ドローンを活用して外壁の状態を安全に「見える化」する。

外壁の状態は、建物の安全や見た目、そこにいる人の安心に直結します。
タイルが浮いていたり、ひびが広がっていたりすると、破片の落下事故や雨漏りの原因になります。
建物を安全に維持するためには点検が大切なのですが、特に高所での作業は危険を伴い、また足場や高所作業車を使うとコストも時間も大きくなりがちです。
そこで注目されているのが、ドローンを使って外壁の赤外線の写真を撮影する方法です。

なぜドローンを活用した赤外線診断が注目されるのか

ドローンが注目されている理由は「安全・低コスト・正確」の大きく3点に分けられます。
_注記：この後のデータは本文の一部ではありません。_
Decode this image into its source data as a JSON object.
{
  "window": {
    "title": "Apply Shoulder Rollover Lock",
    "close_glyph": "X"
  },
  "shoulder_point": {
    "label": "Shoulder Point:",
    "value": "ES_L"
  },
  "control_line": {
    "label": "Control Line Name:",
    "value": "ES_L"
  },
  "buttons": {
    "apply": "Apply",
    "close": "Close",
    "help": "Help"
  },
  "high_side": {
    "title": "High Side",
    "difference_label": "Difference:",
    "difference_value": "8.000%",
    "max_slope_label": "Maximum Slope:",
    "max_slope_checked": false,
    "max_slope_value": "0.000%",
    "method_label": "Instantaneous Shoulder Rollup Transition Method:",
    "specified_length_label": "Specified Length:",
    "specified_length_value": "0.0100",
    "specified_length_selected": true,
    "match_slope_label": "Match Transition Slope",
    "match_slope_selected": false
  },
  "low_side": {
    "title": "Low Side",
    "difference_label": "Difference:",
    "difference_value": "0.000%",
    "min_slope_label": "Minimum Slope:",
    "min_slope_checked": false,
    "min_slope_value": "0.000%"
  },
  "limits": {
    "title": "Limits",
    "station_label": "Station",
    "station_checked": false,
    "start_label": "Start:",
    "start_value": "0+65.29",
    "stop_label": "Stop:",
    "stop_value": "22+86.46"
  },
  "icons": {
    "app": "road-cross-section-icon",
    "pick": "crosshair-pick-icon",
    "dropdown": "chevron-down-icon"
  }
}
ドローンを使えば、人がわざわざ危険を伴う高所へ上がらずに済みます。
準備も片付けも短時間で行う事が可能で、診断自体も短時間で行う事ができるので結果としてコストダウンに繋がります。

従来の点検との違い

これまでは足場を組み、人が壁を直接叩いて確かめる「打診」や、目視などによる点検が中心でした。
確実性の高い方法なのですが、高所作業のリスクや時間と費用の大きさが課題でした。
また、人の目や経験に頼る場面も多く、見落としや判断の差が出る点も無視できない問題と言えます。
ドローンを用いた赤外線診断は、人を危険にさらすリスクを下げ、点検コストを軽減し、人によって分析の精度が変わりづらいというメリットがあり、従来の診断にあった課題を補い、さらに相乗効果を生み出します。

赤外線カメラとは?

赤外線カメラは「物体の温度を色の違い」として写し出します。
外壁の中に空気の隙間や水分があると、日当たりや風の影響で周囲と温まり方・冷え方が少し変わります。
この「少しの差」は目には見えませんが、赤外線の画像にはっきり出ます。
これにより、目視では分かりにくい問題個所を容易に発見する事ができる技術です。
とはいえ赤外線だけで全部が分かるわけではありません。
材料や方角、天気で写り方が変わるので、必要に応じて打診を組み合わせます。

赤外線診断の流れ

まず図面や外壁の素材、周りの様子を見て飛行・診断計画を立てます。
飛ばして良い場所か、申請・許可が必要か確認を行い、撮影は、天気や日当たりを見ながら進めます。
撮影は普通の写真と赤外線の写真を連続して撮り、後日写真データを繋ぎ合わせ、建物の診断結果を作成します。
赤外線画像に写し出された色の違いが大きい場所を「リスクの高い箇所」として整理し、必要に応じて打診などによる確認を行います。

精度を高めるために

より正確な赤外線診断を行うには、適切な準備が欠かせません。
温度差が出やすい時間帯を選ぶだけでも、画像は読みやすくなります。
撮影方法も重要で、壁面に対して真っすぐに近すぎず遠すぎずの距離で撮る事でデータ解析の精度も向上します。

打診との使い分けと相乗効果

赤外線と打診は、どちらが優れているかを競う関係ではありません。
それぞれ得意分野が異なり、お互いを補い合う関係と言えます。
赤外線は発見係。広い範囲を俯瞰し診断データから「ここが怪しい」と問題個所を見つけます。
全てを打診でやると時間も費用も大きくなってしまう場合、先に赤外線で候補を絞り、必要な場所だけ打診で確かめる。
このように使い分ける事で、コストを押さえながら見落としを減らし、安全で早く効率的な点検ができるようになるという相乗効果を生み出します。

導入の前に確認をしておくべきこと

ドローンを使用する場合、建物や地域によって飛行に許可や申請が必要な場合があります。
定期点検の扱いも、自治体で考え方が違う事があります。
こうした手続きは、対応できる業者に相談しながら進めるのが安心です。
また保険への加入状況や、報告書の出し方、打診とどう組み合わせるかも、最初に話し合っておくとスムーズに進める事ができます。